"EXTREMELY VALUABLE FOR ITS ACCOUNT OF INDIAN LIFE": BENJAMIN GILBERT'S 18TH-CENTURY CAPTIVITY ACCOUNT, IN CONTEMPORARY CALF BOARDS
(GILBERT, Benjamin). [WALTON, William]. Narrative of the Captivity and Sufferings of Benjamin Gilbert and his Family, Who Were Surprised by the Indians, and Taken from Their Farms, on the Frontiers of Pennsylvania, in the Spring, 1780. London: James Phillip, 1790. Slim octavo, contemporary full brown calf rebacked, burgundy morocco spine label. $1500.
Early edition of this important and interesting captivity account, in contemporary calf boards.

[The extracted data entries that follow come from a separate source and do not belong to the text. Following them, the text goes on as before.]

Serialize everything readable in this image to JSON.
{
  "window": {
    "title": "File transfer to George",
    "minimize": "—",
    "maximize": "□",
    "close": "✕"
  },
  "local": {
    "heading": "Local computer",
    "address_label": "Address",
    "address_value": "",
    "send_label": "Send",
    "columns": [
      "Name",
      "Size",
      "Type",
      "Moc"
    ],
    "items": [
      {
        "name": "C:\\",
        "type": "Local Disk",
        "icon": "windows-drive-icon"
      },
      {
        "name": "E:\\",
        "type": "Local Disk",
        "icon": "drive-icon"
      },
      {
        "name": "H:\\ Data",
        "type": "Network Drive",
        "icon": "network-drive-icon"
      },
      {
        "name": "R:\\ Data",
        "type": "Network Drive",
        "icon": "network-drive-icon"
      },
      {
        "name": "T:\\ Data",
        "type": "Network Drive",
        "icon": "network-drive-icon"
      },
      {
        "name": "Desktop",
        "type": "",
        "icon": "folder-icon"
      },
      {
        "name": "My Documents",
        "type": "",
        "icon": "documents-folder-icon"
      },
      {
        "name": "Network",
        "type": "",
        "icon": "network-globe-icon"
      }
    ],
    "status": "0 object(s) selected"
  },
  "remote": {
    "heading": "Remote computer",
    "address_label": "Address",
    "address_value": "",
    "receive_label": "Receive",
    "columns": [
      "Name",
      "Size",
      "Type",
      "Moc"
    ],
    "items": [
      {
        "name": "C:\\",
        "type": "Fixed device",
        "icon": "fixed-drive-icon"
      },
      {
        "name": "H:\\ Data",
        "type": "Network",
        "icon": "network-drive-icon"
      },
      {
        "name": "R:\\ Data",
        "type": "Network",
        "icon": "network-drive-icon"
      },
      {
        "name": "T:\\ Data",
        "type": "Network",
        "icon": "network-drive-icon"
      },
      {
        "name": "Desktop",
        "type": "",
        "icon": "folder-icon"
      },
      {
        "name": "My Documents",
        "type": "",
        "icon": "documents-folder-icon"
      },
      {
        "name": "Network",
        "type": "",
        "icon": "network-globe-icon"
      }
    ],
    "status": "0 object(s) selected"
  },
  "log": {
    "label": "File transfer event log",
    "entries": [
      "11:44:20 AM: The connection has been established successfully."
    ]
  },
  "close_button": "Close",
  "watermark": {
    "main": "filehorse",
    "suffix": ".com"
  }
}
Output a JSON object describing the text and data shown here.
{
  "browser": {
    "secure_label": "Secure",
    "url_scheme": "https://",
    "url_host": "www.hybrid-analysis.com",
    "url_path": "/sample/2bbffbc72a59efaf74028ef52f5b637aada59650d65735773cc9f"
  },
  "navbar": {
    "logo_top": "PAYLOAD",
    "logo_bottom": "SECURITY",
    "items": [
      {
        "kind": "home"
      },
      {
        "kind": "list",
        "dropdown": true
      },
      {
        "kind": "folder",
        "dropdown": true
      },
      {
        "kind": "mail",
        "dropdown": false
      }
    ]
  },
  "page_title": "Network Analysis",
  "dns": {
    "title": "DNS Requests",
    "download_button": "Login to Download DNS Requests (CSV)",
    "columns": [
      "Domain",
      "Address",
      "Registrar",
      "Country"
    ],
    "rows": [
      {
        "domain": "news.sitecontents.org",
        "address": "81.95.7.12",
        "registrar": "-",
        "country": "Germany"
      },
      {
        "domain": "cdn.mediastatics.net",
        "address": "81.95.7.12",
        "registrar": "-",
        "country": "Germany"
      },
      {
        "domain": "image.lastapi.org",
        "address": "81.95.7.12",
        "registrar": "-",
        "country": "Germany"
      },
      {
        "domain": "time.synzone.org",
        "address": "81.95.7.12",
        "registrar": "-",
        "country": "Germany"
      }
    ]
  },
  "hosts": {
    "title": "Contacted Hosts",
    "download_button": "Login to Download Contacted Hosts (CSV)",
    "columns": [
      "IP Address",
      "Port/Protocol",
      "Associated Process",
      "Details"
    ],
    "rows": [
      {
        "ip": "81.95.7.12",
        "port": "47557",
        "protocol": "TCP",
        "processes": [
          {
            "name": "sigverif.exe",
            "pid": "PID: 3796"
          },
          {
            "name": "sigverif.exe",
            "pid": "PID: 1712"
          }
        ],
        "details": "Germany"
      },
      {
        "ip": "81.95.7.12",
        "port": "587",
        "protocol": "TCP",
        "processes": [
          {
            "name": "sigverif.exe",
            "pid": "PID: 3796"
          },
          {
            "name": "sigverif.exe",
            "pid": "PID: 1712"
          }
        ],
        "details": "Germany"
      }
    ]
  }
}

Benjamin Gilbert was a Quaker farmer and miller seized with his entire family (along with a neighbor family, in all 15 persons) from their Pennsylvania homes April 25, 1780. They did not reach their homes again until September 28, 1782. "The Gilberts were a very well known family, especially among the Quakers of Eastern Pennsylvania, and their captivity attracted wide attention" (Church 1203). Although Gilbert died soon after being released from captivity, his brother-in-law William Walton was able to take down the present narrative, which includes accounts of the family's separation, the outfitting of the children in Indian clothes, and their general treatment during captivity. "Extremely valuable for its account of Indian life" (Vail 718). The first edition was published in 1784 in Philadelphia. Ayer 303. See Sabin 27348; Howes W80; Field 607.
Expert marginal repair to title page, closed marginal tear to page 23, light scattered foxing to interior, minor wear to boards. An extremely good copy.